2. Description of the Related Art
Modern processors communicate with peripherals and other devices at sometimes very high data rates and operating frequencies. To accommodate such high data rates, conventional processors often use high density interconnects. Differential signaling is used for many such high density interconnects. In some conventional designs, many differential signal pairs (pairs of signal traces) are mapped in a small space and are forced to use minimum geometries, such as width, thickness and spacing, that can be afforded by prevailing design rules. The minimum geometries are beneficial from the aspect of reduced capacitive loading on transmission lines for high data rates. However, the minimum spacing can lead to high crosstalk issues between adjacent differential pairs.
Some conventional designs address the problem of differential signal pair crosstalk by various filtering techniques, such as pre-shoot, de-emphasis equalization and continuous time linear equalization. These techniques use on-die circuitry to perform the signal conditioning techniques. Of course, there is a performance overhead associated with these techniques and silicon space is consumed.
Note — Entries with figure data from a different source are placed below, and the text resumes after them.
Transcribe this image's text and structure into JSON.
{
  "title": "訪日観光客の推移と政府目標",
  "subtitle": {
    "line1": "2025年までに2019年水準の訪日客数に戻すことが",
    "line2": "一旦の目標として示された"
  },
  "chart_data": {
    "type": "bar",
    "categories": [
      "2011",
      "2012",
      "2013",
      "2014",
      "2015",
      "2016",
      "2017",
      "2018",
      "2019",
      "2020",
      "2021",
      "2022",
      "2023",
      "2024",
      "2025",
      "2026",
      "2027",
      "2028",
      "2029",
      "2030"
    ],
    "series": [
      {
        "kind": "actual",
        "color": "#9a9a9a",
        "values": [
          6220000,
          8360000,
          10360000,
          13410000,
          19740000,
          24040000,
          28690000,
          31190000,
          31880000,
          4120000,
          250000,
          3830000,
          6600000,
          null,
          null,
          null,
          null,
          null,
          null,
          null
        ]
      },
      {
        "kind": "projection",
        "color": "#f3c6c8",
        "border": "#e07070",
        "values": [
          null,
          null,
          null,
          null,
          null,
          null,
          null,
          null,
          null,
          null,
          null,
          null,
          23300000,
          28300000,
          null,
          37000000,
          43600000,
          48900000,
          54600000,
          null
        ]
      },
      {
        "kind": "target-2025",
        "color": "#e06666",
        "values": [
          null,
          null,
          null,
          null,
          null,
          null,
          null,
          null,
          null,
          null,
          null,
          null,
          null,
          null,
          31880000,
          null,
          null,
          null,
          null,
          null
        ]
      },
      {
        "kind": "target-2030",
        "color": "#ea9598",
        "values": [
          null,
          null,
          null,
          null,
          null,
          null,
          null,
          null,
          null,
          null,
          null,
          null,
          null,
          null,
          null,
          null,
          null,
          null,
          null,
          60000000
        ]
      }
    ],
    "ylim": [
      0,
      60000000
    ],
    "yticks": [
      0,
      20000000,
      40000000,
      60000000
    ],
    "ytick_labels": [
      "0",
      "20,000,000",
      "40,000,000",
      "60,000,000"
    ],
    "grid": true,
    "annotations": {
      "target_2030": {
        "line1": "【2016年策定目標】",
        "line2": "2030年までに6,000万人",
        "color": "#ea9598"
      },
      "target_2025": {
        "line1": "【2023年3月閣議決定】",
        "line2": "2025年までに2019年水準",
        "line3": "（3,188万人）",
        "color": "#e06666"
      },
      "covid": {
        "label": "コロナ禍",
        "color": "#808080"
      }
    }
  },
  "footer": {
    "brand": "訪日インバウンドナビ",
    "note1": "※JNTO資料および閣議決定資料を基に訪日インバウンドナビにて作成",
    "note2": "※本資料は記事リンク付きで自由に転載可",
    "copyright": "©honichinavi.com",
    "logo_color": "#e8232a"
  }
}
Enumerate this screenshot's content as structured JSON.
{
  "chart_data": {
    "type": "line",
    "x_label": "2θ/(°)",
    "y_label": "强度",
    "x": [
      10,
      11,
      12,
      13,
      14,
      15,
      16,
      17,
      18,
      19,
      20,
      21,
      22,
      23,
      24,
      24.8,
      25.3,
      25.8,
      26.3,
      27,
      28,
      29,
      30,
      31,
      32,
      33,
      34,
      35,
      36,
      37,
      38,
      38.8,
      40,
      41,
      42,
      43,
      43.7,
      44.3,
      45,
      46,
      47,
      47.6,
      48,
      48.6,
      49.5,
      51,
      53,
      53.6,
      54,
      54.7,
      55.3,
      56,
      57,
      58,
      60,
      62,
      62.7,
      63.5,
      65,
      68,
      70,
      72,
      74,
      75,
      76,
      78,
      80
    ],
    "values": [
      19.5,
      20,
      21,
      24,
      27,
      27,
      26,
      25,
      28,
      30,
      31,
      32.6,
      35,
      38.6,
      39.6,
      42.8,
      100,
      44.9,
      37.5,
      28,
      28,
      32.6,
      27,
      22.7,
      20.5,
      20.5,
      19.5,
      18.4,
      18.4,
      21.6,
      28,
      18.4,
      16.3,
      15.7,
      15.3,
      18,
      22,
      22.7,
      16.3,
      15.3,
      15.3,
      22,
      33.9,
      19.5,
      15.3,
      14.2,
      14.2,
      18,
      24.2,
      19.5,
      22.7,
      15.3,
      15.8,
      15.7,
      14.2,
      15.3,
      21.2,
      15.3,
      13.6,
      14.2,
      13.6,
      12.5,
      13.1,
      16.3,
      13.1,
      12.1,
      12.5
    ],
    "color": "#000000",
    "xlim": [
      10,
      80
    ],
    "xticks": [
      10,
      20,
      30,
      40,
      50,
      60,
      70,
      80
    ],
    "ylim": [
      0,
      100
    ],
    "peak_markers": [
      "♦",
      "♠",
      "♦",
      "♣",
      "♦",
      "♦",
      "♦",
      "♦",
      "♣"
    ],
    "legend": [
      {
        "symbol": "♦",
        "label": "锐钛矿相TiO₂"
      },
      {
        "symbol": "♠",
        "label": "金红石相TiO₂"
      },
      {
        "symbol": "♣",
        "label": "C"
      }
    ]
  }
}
Differential signal vias, which often traverse one or more layers of a circuit board present certain challenges. A server platform for modern microprocessors have many high speed interfaces, including USB, DisplayPort, PCIe, SATA and DDR. To accommodate these various interfaces, systems boards have grown to ten layers or more for signals and power delivery. Using thin materials, such as thin metal layer and low k dielectrics, can somehow reduce the overall platform thickness while keeping the impedance constant. The cost of using thin and low k plastic materials is high and thin metal layers can lead to DC IR drop penalty. Another issue for relatively thick boards is that long via transitions cause high far end crosstalk. The far end crosstalk induced by electrical and magnetic couplings is strongly affected by the length of coupling: the thicker the board, the longer the differential signal transition vias. The crosstalk also gets worse when high speed differential signals are crowded together, particularly when they share the same return current. When the return path is shared by several differential pairs, the return currents for them overlap one on top of each other. Indeed, the return current overlap is a fundamental factor of crosstalk. Traditionally, the one ground via is shared by two or more nearby differential pairs. Each pair draws its own return current that overlaps on the same ground via surface.
The present invention is directed to overcoming or reducing the effects of one or more of the foregoing disadvantages.